LETTERS: Marketing, fire prevention

Weekly letters to the editor from within the Sooke community.

The News Mirror’s recent article has sparked many ideas to better market Sooke.

Should we focus on economic development by recruiting industry, investment, retailers or employers? Do we want to be a destination for conventions; sports, entertainment or cultural events; or movie production? Do we aim to draw more tourists and keep bringing them back?

Should we attract more home buyers and real estate investment, new residents or certain types of residents such as retirees, growing families or artists? Do we work to entice existing residents to shop locally, come out to events, and pitch in as volunteers?

The answer I’m hearing is: “Yes! All of the above.”

There are many marketing activities going on.

The Sooke Region Chamber of Commerce promotes local shopping; fire departments are actively recruiting more volunteers; businesses and non-profits promote their goods and services; Sooke Region Tourism Association has a mandate to promote the region to tourists; the District of Sooke has an obligation to communicate with citizens.

One challenge is that marketing is often an afterthought. Many small businesses are one-person operations. Time, energy and investment focuses on providing products and services to customers and this in itself is more than a full-time job. They must find additional time for management functions like budgeting, planning and growing their customer base with little time or capacity for much else.

In non-profit and public organizations funding is stretched to make the most of limited dollars.
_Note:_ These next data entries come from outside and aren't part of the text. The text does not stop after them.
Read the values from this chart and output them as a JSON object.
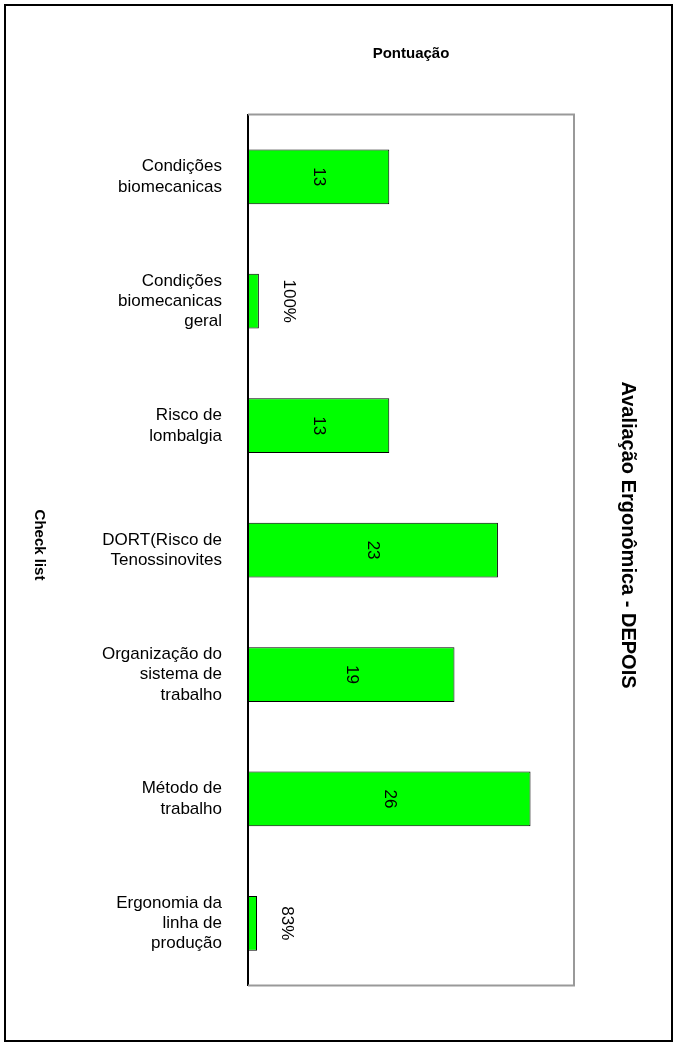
{
  "chart_data": {
    "type": "bar",
    "orientation": "horizontal",
    "title": "Avaliação Ergonômica - DEPOIS",
    "xlabel": "Pontuação",
    "ylabel": "Check list",
    "categories": [
      "Condições biomecanicas",
      "Condições biomecanicas geral",
      "Risco de lombalgia",
      "DORT(Risco de Tenossinovites",
      "Organização do sistema de trabalho",
      "Método de trabalho",
      "Ergonomia da linha de produção"
    ],
    "values": [
      13,
      1,
      13,
      23,
      19,
      26,
      0.83
    ],
    "value_labels": [
      "13",
      "100%",
      "13",
      "23",
      "19",
      "26",
      "83%"
    ],
    "color": "#00ff00",
    "grid": false,
    "legend": false,
    "tick_labels": "y"
  }
}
What marketing and promotion they can do is piecemeal and there is little public appetite for precious tax or donor dollars spent on promotion.

All of these organizations – business, public and non-profit – are expected to be marketing experts as well as being experts at operating a gas station or restaurant, being a fire chief, running a minor sport club, or putting on an art show.

Outstanding examples of successful local marketing include Vancouver Island Lodge and Sooke Harbour House – both have invested significant time and dollars in creating a fabulous product and service, and in attracting customers who enjoy a positive, memorable experience. Sooke as a whole benefits from their efforts.

Meanwhile, other businesses struggle to compete with Langford retailers for Sooke shoppers, cultural groups need people at events, non-profits face volunteer burn-out, and they all compete for our attention. Tax dollars are spent on marketing activities (advertising, sponsorship, grant funding, website) without clear objectives to measure performance or return on investment.

A good start is to work together to coordinate Sooke’s various marketing efforts, build on success and identify common objectives that can be monitored and measured. The combined impact from better coordination and integration of sporadic and piecemeal promotion can be much greater than the sum total of individual efforts.

Better overall marketing of the community as a whole would benefit all organizations and enhance individual promotion.

Who should take the lead? The District of Sooke now funds SRTA, the chamber and the Info Centre (through the Sooke Region Museum) as well as its statutory and discretionary promotion. It’s a logical place for leadership.

There are hands up from people willing to volunteer their expertise. Let us help.

Doni Eve

Sooke

 

Just who are the stupid ones?

Well, I’m perplexed!

South of the border, U.S. citizens were fined for flying a drone over a pod of killer orcas within the limits set forward to protect them, which is not permitted.  Makes sense to me. Keep in mind no one got hurt.

Now, a fire rages in Washington state and and hundreds of thousands of human lives are being affected.  Property damaged, homes gone, vehicles reduced to melted plastic and rubber. Not to mention the multi millions of trees burned to the ground and livelihoods.

That fire will cost every U.S. citizen the financial burden of repair. All because of one individual’s mistake whether intentional or not.

The same thing can and will happen here, someday.  We are hopefully nearing the end of a long drought but it’s still a fire bomb just waiting to go off.

This happens on a regular basis here in Sooke, a local resident or transient decides it would be nice to have a camp fire and roast some hotdogs and marshmallows. Sounds cozy. Well it’s not.

Another person driving down the road throws a lit cigarette out the window thinking “no big deal.” Well it is.

What if one or both, on the same night get out of hand and a raging fire starts and wipes out every home and business here in paradise? It can happen. Wake up, smell the roses before they are ash. Fine the drone guy, let “fire stupid” off with a warning and increase everyone’s taxes to pay for the damage. Canadian, eh? Imagine our village a complete smouldering piece of ash with everything gone. Chernobyl, a new beginning but never the same.

We really can’t do anything about Mother Nature, but we can do something about stupid. Or we could just say: “It’s OK, just try not to let it happen again.” Ask yourself: who are the stupid ones?